The Borobudur sanctuary is one of the jewels of the world cultural heritage. A vast Mahayana Buddhist monument in the form of a pyramid-shaped mandala, it was built in the heart of Java around 800 AD by the Sailendra dynasty and abandoned shortly after completion. It covers an area of almost one and a half hectares, with a central dome almost 35 metres above the base. It was built in three tiers: a pyramidal base with five concentric square terraces, then three circular platforms of 72 openwork stupas and, at the top, a monumental stupa. The walls and balustrades are decorated with 1,400 bas-reliefs and 432 statues of Buddha. Rediscovered in 1814, the site was cleared of rubble and vegetation, but since then was battered by earthquakes, the elements and the encroaching jungle.

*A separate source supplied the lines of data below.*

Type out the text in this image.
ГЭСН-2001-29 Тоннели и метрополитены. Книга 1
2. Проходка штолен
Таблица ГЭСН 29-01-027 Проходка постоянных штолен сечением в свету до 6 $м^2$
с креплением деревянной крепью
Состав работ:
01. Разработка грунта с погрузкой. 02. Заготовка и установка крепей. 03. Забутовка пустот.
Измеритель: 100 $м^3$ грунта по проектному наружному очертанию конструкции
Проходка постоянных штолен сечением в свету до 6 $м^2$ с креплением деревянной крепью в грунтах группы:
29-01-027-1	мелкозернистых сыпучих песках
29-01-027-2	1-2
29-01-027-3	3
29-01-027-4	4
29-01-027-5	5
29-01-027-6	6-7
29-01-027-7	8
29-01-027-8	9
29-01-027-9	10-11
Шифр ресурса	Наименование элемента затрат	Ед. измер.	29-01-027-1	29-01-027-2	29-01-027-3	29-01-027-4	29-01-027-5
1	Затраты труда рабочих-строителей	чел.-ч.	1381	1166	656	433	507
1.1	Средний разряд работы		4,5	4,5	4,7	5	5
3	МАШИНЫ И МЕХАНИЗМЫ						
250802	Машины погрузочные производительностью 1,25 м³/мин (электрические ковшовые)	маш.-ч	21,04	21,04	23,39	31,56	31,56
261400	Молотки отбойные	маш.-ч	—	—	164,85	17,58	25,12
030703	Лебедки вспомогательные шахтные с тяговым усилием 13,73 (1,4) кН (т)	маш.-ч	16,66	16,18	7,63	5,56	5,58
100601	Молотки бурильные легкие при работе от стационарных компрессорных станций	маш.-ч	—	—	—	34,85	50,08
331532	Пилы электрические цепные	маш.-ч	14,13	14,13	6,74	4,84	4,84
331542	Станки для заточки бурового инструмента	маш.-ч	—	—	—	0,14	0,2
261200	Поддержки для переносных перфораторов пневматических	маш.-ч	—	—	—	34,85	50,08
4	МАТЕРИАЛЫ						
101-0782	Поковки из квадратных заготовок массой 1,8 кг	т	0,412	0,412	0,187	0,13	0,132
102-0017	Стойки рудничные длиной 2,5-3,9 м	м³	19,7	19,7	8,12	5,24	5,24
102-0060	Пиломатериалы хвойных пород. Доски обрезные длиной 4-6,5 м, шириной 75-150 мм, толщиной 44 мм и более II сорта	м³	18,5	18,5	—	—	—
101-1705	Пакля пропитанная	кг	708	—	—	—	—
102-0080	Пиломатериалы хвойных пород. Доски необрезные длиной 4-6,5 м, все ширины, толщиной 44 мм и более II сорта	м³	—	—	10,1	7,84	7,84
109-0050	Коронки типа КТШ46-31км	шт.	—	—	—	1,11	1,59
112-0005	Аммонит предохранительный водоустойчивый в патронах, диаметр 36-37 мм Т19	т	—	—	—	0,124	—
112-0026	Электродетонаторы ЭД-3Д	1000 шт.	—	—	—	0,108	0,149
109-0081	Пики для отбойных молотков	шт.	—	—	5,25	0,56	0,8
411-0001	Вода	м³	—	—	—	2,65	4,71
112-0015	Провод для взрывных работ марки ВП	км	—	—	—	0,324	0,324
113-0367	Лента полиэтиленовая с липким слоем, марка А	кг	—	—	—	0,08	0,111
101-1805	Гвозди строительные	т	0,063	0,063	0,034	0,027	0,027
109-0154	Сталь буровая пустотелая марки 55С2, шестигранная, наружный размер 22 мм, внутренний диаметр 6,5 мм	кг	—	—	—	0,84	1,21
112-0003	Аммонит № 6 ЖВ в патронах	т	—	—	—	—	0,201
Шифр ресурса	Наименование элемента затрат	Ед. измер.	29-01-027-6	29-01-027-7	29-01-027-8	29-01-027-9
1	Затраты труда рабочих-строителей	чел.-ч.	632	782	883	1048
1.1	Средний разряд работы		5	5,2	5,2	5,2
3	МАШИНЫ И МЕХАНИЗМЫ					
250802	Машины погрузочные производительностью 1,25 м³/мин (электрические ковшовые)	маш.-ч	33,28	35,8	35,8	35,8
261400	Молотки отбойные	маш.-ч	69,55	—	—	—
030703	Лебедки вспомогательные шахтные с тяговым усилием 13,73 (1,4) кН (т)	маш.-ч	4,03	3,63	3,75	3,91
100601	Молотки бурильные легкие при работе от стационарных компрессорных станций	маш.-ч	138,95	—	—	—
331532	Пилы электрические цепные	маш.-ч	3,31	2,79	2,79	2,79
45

UNESCO launched an international campaign for its restoration in 1972. Completed in 1983, the project, in which 27 countries took part, was the most important of its kind since the Nubian monuments campaign. Borobudur was inscribed on the World Heritage List in 1991.

Designed by Josaku Maeda and engraved by Georges Simon, the medal’s obverse shows Buddha in a state of meditation. The reverse offers a view of the temple’s upper terraces, with the main giant stupa surrounded by the three symmetrical rings of smaller stupas. The medal was minted in 1976.